Prince Mohammed bin Salman al-Saud presents a check to United Nations Secretary-General Antonio Guterres at the United Nations on March 27, 2018 in New York. Photo: Bryan R. Smith | AFP
ERBIL, Kurdistan Region — Crown Prince Mohammed bin Salman gave nearly a billion dollars from Saudi Arabia and the UAE to the United Nations for humanitarian aid in Yemen, while the UN expressed throwing money at the situation isn't enough.
UN Secretary General Antonio Guterres thanked Riyadh and the Emirates for the $930 donation that covers about one-third of the humanitarian funds requested by the United Nations.
"On the other hand, we know that there is no humanitarian solution for humanitarian problems," Guterres said after being presented with the check in New York on Tuesday. "The solution is political, and we are entirely at your disposal to work together to find a political solution when that becomes possible."
The conflict in Yemen is entering its fourth year with 10,000 people killed in what the United Nations has called "the world's worst humanitarian crisis," as 22.2 million people need aid because of imminent famine, cholera, and diphtheria outbreaks.
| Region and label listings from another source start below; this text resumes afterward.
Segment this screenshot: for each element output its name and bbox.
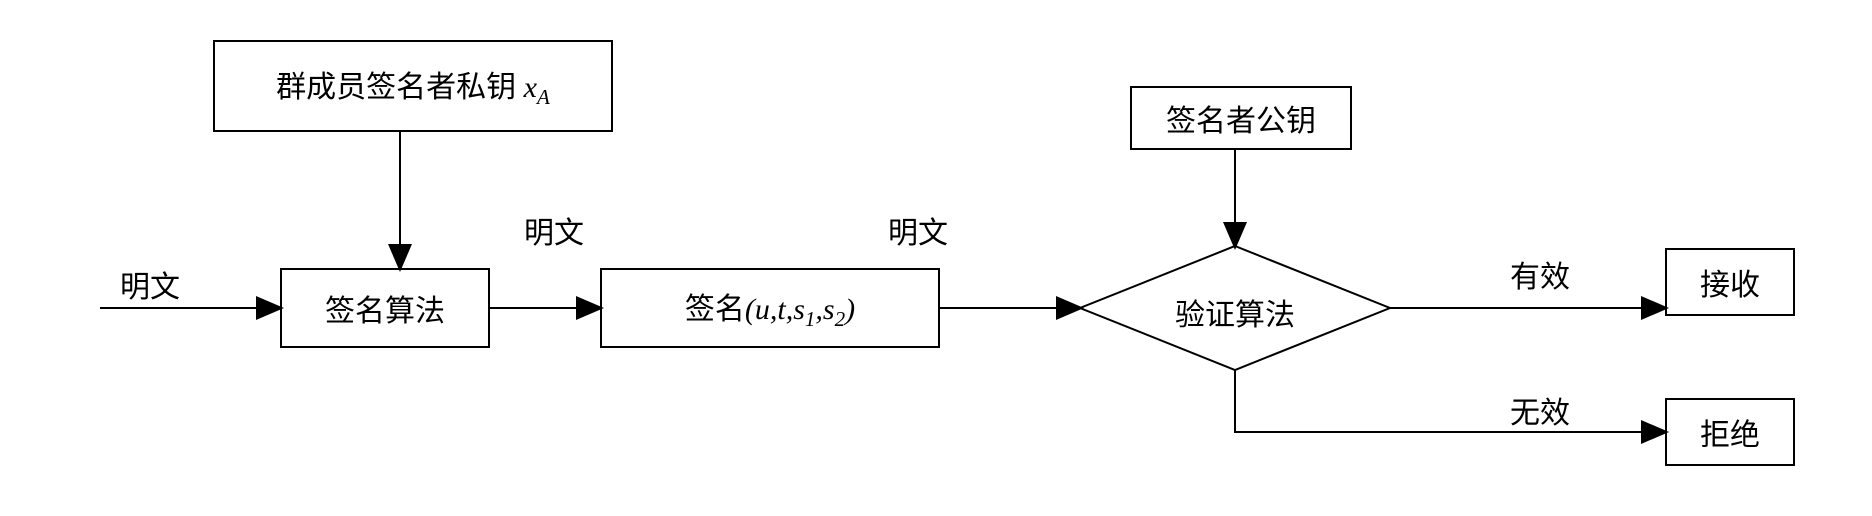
label-valid: 有效 <box>1510 252 1570 296</box>
node-signer-pubkey-label: 签名者公钥 <box>1166 96 1316 140</box>
node-verify-label: 验证算法 <box>1155 290 1315 334</box>
node-signature: 签名(u,t,s1,s2) <box>600 268 940 348</box>
node-sign-algo-label: 签名算法 <box>325 286 445 330</box>
node-signature-label: 签名(u,t,s1,s2) <box>685 284 855 332</box>
diagram-stage: 群成员签名者私钥 xA 签名算法 签名(u,t,s1,s2) 签名者公钥 接收 … <box>0 0 1872 516</box>
node-signer-pubkey: 签名者公钥 <box>1130 86 1352 150</box>
label-invalid: 无效 <box>1510 388 1570 432</box>
label-plaintext-mid1: 明文 <box>524 208 584 252</box>
label-plaintext-mid2: 明文 <box>888 208 948 252</box>
label-plaintext-in: 明文 <box>120 262 180 306</box>
node-sign-algo: 签名算法 <box>280 268 490 348</box>
node-private-key: 群成员签名者私钥 xA <box>213 40 613 132</box>
node-reject: 拒绝 <box>1665 398 1795 466</box>
node-private-key-label: 群成员签名者私钥 xA <box>276 62 550 110</box>
node-reject-label: 拒绝 <box>1700 410 1760 454</box>
node-accept-label: 接收 <box>1700 260 1760 304</box>
node-accept: 接收 <box>1665 248 1795 316</box>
Amnesty International has criticized the Saudi-led coalition of causing "enormous harm" to Yemeni civilians, while being propped up by Western powers including the United States, United Kingdom, and others.
"We try as much as we can to solve the problems of the Middle East politically and if things get out of control, we try as hard as we can to avoid all the other impacts," said Salman.
The coalition accuses Iran of arming Shiite Houthi rebels with missiles in the conflict. Iran denies the charge and always argues that its missile program is for defensive purposes.
“Everyone knows that all routes to send arms to Yemen are blocked and that Saudi Arabia has imposed a complete siege on the oppressed nation of Yemen,” Lieutenant Commander of the IRGC for Political Affairs Brig. Gen. Yadollah Javani told Iran's Tasnim News on Tuesday.
The agency confirmed that Yemen's Houthi Ansarullah movement did fire seven ballistic missiles at Saudi targets on Sunday night.
Javani argued that Riyadh is claiming Tehran provided the missiles to divert attention away from war crimes committed by the Saudi coalition.
Javani claimed that Yemen is now capable of producing its own defense systems, including missiles.
The Houthi-led rebels took control of the capital city of Sanaa in September 2014. Six months later, the Saudi coalition began militarily supporting the Yemeni government, while trying to oust the rebels.